A dúvida filosófica do pé

E assim, de supetão, o pé direito estacou, obrigando seu irmão gêmeo a parar também.

- Ué, que foi? Machucou? - perguntou o esquerdo.

- Não.

- Então anda, mano!

Mas nem sob a ordem expressa o direito se mexeu.

- Cara, a gente vai se atrasar! Anda, anda!

- Mas... - e a pausa do pé direito tinha um toque profundo lá da cartilagem - ... se atrasar pra que mesmo?

- Ora! Pra quê! Pra... Pra aquilo lá!

O pé esquerdo tinha pressa, mas não tinha muita noção do motivo. A pressa se bastava, assim como o movimento; o resto eram detalhes desnecessários.

Contudo, o pé direito hoje estava para detalhes.

- Sei lá. Não é estranho isso? Ir assim, correndo, sempre correndo, no passo dum relógio que a gente nunca viu. Você já viu, por acaso?
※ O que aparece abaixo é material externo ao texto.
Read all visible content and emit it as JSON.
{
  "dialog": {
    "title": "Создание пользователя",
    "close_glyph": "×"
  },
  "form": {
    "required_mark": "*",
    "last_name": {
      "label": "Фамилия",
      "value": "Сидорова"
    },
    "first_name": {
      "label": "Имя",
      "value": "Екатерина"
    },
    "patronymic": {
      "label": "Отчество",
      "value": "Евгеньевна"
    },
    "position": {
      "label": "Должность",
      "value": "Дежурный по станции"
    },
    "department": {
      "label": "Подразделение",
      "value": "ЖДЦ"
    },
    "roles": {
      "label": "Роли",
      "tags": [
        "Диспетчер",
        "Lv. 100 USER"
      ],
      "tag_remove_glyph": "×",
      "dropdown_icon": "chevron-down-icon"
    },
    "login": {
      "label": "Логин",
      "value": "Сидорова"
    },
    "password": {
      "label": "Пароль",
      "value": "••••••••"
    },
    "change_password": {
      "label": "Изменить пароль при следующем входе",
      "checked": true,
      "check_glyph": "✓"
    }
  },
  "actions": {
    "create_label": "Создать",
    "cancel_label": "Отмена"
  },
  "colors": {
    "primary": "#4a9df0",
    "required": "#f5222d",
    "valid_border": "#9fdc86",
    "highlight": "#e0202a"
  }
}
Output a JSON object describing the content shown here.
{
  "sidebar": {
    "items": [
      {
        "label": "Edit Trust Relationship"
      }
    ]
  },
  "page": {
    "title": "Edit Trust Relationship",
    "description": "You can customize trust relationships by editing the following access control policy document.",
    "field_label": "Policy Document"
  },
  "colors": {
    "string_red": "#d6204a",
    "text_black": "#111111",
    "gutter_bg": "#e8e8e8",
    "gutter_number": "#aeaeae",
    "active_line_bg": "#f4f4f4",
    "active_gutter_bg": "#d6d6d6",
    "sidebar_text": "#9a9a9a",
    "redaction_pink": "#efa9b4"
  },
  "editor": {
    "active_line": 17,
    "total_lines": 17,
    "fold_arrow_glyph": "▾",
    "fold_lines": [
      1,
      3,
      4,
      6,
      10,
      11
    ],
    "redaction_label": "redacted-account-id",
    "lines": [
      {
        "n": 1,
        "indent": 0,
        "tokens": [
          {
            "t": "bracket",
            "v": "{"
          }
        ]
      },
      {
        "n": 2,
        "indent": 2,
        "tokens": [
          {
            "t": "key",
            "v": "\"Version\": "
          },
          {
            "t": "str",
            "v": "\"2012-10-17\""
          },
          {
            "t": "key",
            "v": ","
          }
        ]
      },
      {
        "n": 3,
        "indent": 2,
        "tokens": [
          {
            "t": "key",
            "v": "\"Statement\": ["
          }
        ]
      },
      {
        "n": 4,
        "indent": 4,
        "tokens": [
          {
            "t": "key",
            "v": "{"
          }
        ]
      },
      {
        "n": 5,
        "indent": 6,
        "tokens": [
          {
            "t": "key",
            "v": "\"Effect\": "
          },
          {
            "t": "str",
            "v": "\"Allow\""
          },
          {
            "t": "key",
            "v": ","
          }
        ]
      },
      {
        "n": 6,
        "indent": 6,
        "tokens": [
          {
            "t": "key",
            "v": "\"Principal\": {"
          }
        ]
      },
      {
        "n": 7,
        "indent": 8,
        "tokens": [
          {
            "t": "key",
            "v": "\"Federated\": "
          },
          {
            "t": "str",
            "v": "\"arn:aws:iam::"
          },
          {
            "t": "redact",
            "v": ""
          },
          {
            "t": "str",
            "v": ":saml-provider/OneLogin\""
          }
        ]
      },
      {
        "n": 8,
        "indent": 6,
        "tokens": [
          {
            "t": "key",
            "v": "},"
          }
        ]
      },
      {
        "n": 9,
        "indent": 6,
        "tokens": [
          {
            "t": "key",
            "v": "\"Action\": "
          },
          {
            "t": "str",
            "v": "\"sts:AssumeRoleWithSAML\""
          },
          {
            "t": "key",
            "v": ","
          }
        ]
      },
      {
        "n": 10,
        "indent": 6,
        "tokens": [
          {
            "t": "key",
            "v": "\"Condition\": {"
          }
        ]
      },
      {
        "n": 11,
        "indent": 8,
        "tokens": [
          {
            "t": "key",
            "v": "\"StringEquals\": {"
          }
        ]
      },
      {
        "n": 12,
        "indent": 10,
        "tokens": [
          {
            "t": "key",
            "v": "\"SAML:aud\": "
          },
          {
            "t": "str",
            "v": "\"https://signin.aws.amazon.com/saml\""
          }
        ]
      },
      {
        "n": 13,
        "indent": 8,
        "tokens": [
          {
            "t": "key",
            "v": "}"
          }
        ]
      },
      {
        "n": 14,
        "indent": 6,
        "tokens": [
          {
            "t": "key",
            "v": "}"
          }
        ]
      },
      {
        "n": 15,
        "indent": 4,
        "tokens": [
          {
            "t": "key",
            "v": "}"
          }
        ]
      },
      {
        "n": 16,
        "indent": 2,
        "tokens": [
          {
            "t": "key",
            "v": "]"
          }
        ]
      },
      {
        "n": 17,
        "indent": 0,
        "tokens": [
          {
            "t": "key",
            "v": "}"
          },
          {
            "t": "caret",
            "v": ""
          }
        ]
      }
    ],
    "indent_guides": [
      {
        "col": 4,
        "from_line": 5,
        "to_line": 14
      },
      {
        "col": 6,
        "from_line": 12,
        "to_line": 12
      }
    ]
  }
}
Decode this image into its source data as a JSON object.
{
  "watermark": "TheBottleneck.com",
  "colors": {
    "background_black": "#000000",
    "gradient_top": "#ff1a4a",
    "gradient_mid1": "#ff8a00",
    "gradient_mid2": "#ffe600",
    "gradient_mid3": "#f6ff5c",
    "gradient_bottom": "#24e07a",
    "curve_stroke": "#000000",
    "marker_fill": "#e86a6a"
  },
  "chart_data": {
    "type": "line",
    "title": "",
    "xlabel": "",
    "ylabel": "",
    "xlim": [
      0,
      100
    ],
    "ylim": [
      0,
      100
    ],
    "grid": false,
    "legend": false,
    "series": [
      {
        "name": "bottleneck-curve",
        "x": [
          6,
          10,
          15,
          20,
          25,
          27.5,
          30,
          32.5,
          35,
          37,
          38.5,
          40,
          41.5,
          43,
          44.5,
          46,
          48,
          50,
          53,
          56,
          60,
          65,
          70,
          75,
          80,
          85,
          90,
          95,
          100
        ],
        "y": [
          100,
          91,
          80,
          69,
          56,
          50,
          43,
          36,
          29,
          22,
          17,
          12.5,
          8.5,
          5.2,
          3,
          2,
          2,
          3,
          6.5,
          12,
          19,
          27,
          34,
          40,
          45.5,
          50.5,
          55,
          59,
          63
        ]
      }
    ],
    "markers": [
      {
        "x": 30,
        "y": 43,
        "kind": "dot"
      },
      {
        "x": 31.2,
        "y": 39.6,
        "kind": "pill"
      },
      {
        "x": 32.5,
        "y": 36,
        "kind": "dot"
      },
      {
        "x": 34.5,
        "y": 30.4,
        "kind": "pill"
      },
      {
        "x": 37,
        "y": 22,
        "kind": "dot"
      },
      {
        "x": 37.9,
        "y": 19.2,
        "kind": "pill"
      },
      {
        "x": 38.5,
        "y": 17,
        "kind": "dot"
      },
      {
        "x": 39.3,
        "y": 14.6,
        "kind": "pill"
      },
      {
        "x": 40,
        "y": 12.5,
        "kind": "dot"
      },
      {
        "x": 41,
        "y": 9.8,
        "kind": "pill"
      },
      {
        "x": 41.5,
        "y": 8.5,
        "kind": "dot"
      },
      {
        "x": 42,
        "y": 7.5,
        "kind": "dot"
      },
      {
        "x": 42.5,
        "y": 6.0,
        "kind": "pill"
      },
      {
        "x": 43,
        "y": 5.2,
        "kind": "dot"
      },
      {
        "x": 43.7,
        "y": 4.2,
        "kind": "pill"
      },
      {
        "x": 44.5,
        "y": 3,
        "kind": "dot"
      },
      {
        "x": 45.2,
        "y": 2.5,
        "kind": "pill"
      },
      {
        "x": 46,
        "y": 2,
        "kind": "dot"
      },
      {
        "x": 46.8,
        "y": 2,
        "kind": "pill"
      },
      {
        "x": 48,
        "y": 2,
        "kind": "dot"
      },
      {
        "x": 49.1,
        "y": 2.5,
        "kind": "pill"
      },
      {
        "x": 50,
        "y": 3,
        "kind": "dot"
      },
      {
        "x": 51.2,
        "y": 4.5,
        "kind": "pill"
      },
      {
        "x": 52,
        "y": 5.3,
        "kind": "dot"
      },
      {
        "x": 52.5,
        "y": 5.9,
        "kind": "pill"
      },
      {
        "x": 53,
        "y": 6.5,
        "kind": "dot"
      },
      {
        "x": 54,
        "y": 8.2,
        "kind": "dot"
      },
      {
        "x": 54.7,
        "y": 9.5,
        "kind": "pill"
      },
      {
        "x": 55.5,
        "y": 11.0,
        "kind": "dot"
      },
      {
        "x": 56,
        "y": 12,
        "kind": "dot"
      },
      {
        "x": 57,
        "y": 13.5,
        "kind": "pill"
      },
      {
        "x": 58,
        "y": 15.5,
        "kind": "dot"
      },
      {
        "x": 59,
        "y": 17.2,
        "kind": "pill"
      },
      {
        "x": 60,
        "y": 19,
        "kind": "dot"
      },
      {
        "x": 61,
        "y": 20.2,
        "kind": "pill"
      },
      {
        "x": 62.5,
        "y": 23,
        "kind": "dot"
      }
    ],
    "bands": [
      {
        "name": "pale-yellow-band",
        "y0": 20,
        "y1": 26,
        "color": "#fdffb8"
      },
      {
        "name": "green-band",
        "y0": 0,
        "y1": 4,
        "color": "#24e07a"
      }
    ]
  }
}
- Que mané ver relógio, cara! Anda!

Mas nada do direito andar... Acordara meio gozado naquele dia. Como se tivesse esquecido algo num bolso da calça não vestida, mas, ora, sequer usava calças.

- E se a gente, tipo assim, só ficasse por aqui, curtindo a coisa toda? Essas pedras! - exclamou de súbito! - Já reparou como elas fazem uma pressãozinha maneira na nossa sola?

- Meu Deus do céu! Cheirou talco foi? Relógio! Pedra!?

Irritado como nos tempos da unha encravada, o pé esquerdo forçou tanto que o direito teve de acompanhar; ou isso ou tropeçavam. E mesmo a contragosto, uma vez em movimento não tinha mais como parar. E lá foram os dois, aos passos apressados de sempre.

Quando chegaram na esquina, o pé direito pensou em uma última tentativa, jogar uma última dúvida, porém o esquerdo sentiu a rebeldia e logo atalhou:

- E nem pense em parar!

E não parou mesmo. Não pararam. Tinham pressa e se afastavam - dois robozinhos - do centro do universo que por pouco, muito pouco mesmo, não alcançaram.